The the number of active oil and gas rigs fell sharply in the United States this week according to Baker Hughes, despite US oil production resuming highs this week that were previously reached in late February.
The total number of active oil and gas drilling rigs fell by 10 rigs according to the report, with the number of active oil rigs falling by 9 to reach 824 and the number of gas rigs falling by 1 to 192.
The oil and gas rig count is now just 21 up from this time last year, 20 of which is in oil rigs.
Oil prices were trading down earlier on Friday leading up to the data release despite strong bullish factors for oil with the Energy Information Administration reporting a huge draw in crude oil inventories earlier in the week—the biggest draw since July. Analysts are blaming the price drop on the dollar’s gain, although fears of slowing economic growth worldwide is also causing some traders to tread lightly in the oil arena, not to mention the US/China trade spat which is still ongoing.

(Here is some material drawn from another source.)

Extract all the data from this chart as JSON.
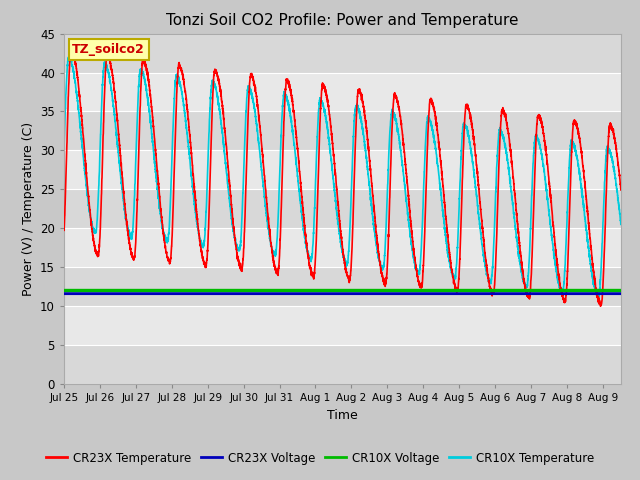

WTI was trading down $1.41(-2.35%) at $58.57, while Brent was trading down $1.46 (-2.16%) at $66.21 at 12:46pm EST. While the loss for the day is sharp, both benchmarks are not far off last week’s Friday levels. Related: A Paradigm Shift In The Permian
US crude oil production for week ending March 15 was 12.1 million bpd—resuming the high hit for the first time last month. .
Canada’s oil and gas rigs saw an even more shocking decrease in the number rigs this week. Canada’s total oil and gas rig count fell by 56 and is now 105, which is 56 fewer rigs than this time last year as Canada’s oil industry continues to face steep uphill battles over its constrained pipeline capacity that is necessary to get its heavy crude to market.